Investors could see asset value losses of 50% or more unless they up their game turning net-zero commitments into action, according to a research report from Willis Towers Watson's Thinking Ahead Institute released Thursday.
"The investment industry is not acting swiftly and definitively enough on its net-zero commitments. As an industry we are not seeing the bold decisions needed, the infrastructure built to secure success, or the investing required today," the institute said in its research report, Pay Now or Pay Later?.
Before 2100, existing financial assets could drop 50% to 60% in value if global temperatures run between 2.7 and 3.7 degrees Celsius, the current "business-as-usual" path, the research report said.
Under a scenario that keeps global warming below 2 degrees, asset value losses would be 15%, the WTW report said.
According to the United Nation's Intergovernmental Panel on Climate Change, reaching the Paris Agreement goal of limiting global warming to around 1.5 degrees Celsius would mean global greenhouse gas emissions would need to peak before 2025 at the latest.
Tim Hodgson, co-head of the Thinking Ahead Institute, said in a release on the report that the findings "should help investors understand that without significant efforts now to transition to a sustainable economic model, the associated physical risks driven by continuing emissions and climate change will potentially lead to major changes in global GDP and income levels in the coming century."

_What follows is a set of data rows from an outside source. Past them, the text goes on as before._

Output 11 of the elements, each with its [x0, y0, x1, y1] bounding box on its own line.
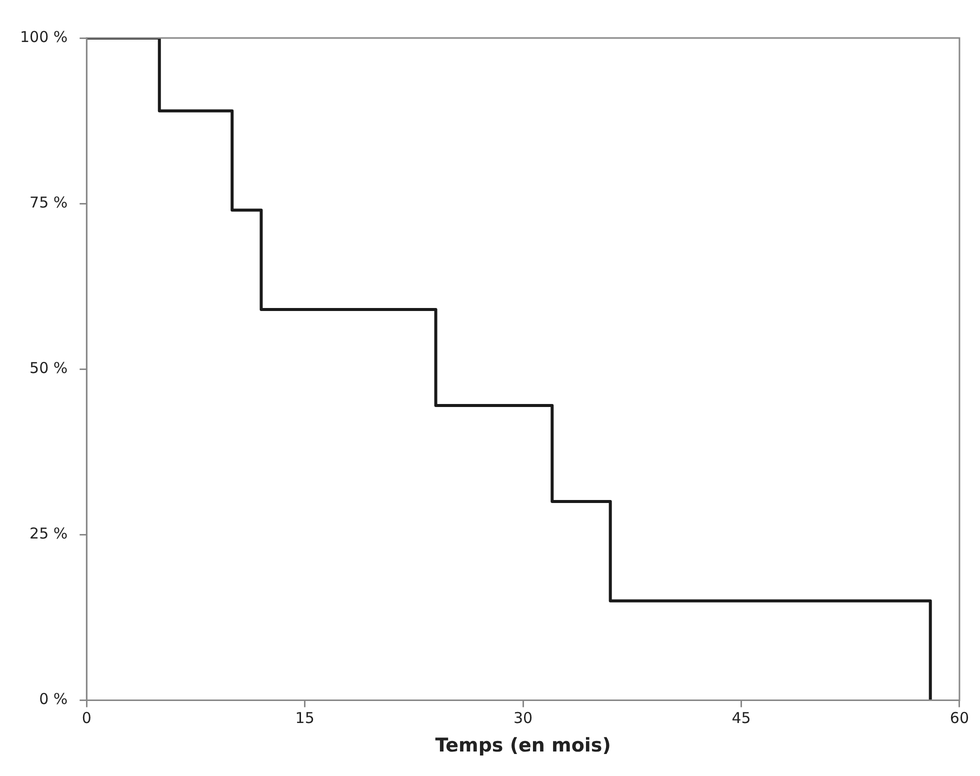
x-tick-label: 60 [950, 709, 970, 728]
x-tick-label: 15 [295, 709, 314, 728]
x-tick-label: 45 [732, 709, 751, 728]
x-axis-title: Temps (en mois) [435, 734, 611, 757]
y-tick-label: 0 % [39, 690, 68, 708]
x-tick-label: 0 [82, 709, 92, 728]
x-tick-label: 30 [514, 709, 533, 728]
y-tick-label: 25 % [30, 524, 68, 543]
y-tick-label: 50 % [30, 358, 68, 377]
y-tick-label: 100 % [20, 28, 68, 46]
y-tick-label: 75 % [30, 193, 68, 212]
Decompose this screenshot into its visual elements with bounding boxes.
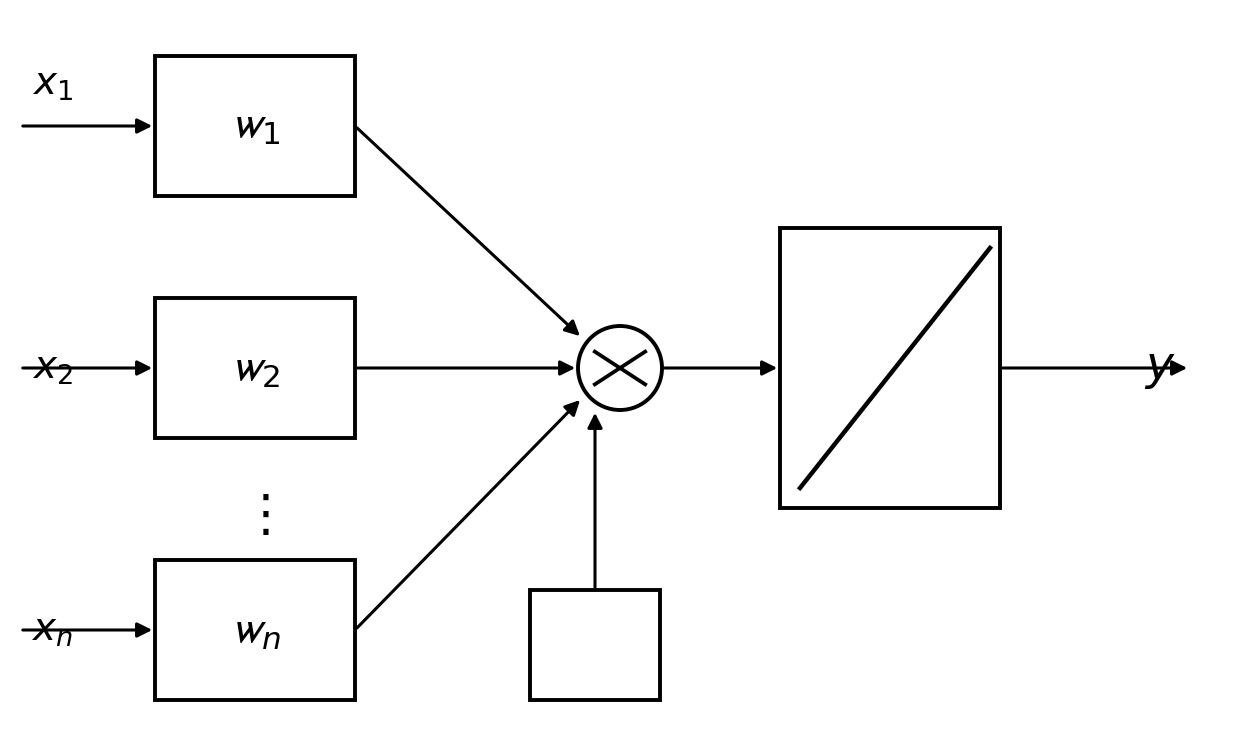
Text: $x_2$: $x_2$ — [32, 349, 72, 387]
Bar — [155, 298, 355, 438]
Text: $y$: $y$ — [1145, 345, 1176, 391]
Bar — [155, 560, 355, 700]
Text: $\mathcal{w}_1$: $\mathcal{w}_1$ — [229, 104, 280, 147]
Bar — [155, 56, 355, 196]
Bar — [529, 590, 660, 700]
Text: $\vdots$: $\vdots$ — [241, 491, 270, 541]
Text: $\mathcal{w}_n$: $\mathcal{w}_n$ — [229, 609, 280, 652]
Text: $x_1$: $x_1$ — [31, 65, 72, 103]
Text: $x_n$: $x_n$ — [31, 611, 73, 649]
Bar — [780, 228, 999, 508]
Text: $\mathcal{w}_2$: $\mathcal{w}_2$ — [231, 346, 280, 389]
Circle shape — [578, 326, 662, 410]
Text: $b$: $b$ — [580, 624, 609, 667]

A faster and better coordinated transition could partly help offset asset value losses with investment in new energy infrastructure, the report said, and after initial drawdown, providers of the financial capital could expect to see future returns, as well as other economic benefits.
Governments will have to fully implement climate targets but the investment industry must also recognize "that we are part of the economic system that can and must address it," the report said.
"Climate time frames now overlap with investment time frames. Not acting might appear the cheaper option in the short term, but over a horizon that is completely normal for investment funds, inaction is in fact the far more expensive choice," said Isabella Martin, senior associate at the Thinking Ahead Institute, in the release.